I particularly liked the chapter on fiction, which rehearses the many argument against fiction as 'lying', and the counter-arguments in favour of it. The neat thing about this line of critical approach is that if a regular novel (about, say, a social worker living in Hackney) is 'a lie', then an SF novel (about a religious messiah on a desert planet) is doubly a lie: not only because Hackney 'actually' exists where Arrakis doesn't, but because Sf predicatively prioritizes the fictive: the mainstream novel is fiction; SF is a fortiori fiction. This also has an inside-the-tent-pissing-out aspect to it: Hard SF purists, instead of embracing this fictionality, attempt to reintegrate the genre back in the mainstream by insisting it adhere to 'actual' Science. To them, as to those who knock SF from the outside, I would repeat Wilde's "The Decay of Lying" dialogue, which Adams quotes several times, in which 'Vivian argues that nature fails to accomplish what art does and ... goes on to condemn "careless habits of acciracy". His conclusion is that "Lying, the telling of beautiful untrue things, is the proper aim of Art".'  We need more of that in the genre.

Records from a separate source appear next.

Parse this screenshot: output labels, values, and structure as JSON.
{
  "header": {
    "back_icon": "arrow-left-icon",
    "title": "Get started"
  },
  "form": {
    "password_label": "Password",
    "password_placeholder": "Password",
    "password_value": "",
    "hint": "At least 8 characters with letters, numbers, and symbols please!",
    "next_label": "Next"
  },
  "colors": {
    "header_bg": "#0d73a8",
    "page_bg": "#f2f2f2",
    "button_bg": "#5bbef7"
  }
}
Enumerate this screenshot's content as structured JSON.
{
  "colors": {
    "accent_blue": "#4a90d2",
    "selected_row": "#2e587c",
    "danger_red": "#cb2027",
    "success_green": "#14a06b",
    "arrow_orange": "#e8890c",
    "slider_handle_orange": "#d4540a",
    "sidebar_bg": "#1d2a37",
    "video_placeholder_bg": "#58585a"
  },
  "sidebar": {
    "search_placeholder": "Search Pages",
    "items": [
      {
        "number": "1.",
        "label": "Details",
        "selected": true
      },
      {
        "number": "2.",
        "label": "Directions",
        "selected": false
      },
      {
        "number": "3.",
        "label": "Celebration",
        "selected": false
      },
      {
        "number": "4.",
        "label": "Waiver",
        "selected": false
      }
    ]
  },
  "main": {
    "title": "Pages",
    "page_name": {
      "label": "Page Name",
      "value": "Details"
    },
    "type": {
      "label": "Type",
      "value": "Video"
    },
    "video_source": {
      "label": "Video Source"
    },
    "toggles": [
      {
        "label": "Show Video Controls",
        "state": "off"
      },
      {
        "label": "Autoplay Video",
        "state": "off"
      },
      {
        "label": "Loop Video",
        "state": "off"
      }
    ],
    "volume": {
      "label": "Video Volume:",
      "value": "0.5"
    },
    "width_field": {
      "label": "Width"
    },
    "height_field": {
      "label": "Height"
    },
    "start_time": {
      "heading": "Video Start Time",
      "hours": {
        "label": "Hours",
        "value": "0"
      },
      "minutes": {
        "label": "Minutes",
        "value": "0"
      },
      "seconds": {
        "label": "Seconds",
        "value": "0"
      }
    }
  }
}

*Structuralist approaches to SF overwhelmingly dominate the secondary literature about the genre, I suppose because people have this wrong-headed but fixed idea that SF is all about 'science', or 'the scientific mindset', or 'taxonomy' or something. Although patently it is not so. Or perhaps the ubiquity of Structuralism reflects the fact that it is easy to do, and so appeals to the many amateur critics who have been drawn to this field: I mean that it makes a virtue of wide reading, and tickles the pattern-recognition node in the brain, to line up your collection of thousands of space operas and separate them into neat little piles dependent upon the gender of the main protagonist, or the colour of the books' spines, or whether the author was over six feet tall, between 5'5" and 6', or under 5'5" and so on.
There are some other aspects to my maggotting, or nascent, Aesthetics of SF about which I am a little less sure, but which will probably find their way in. One of these is a sense that the preeminence of SF's 'epiphanies' (those moments of sense-of-wonder Sublime, those transcendings of reality, and rational signification) also entails a preeminence of laughter, as a physical response that similarly breaks through rational cognition into a place of glorious jouissance; such that Douglas Adams seems to me as significant, or possibly more significant, a writer of SF in the 80s than William Gibson. But this could equally be me projecting my own personal crotchets onto the genre.
It's also worth noting that I may never get around to this project; since, despite the fact that I'd quite like to write it, it's possible that publishers, and readers, would have no interest in it.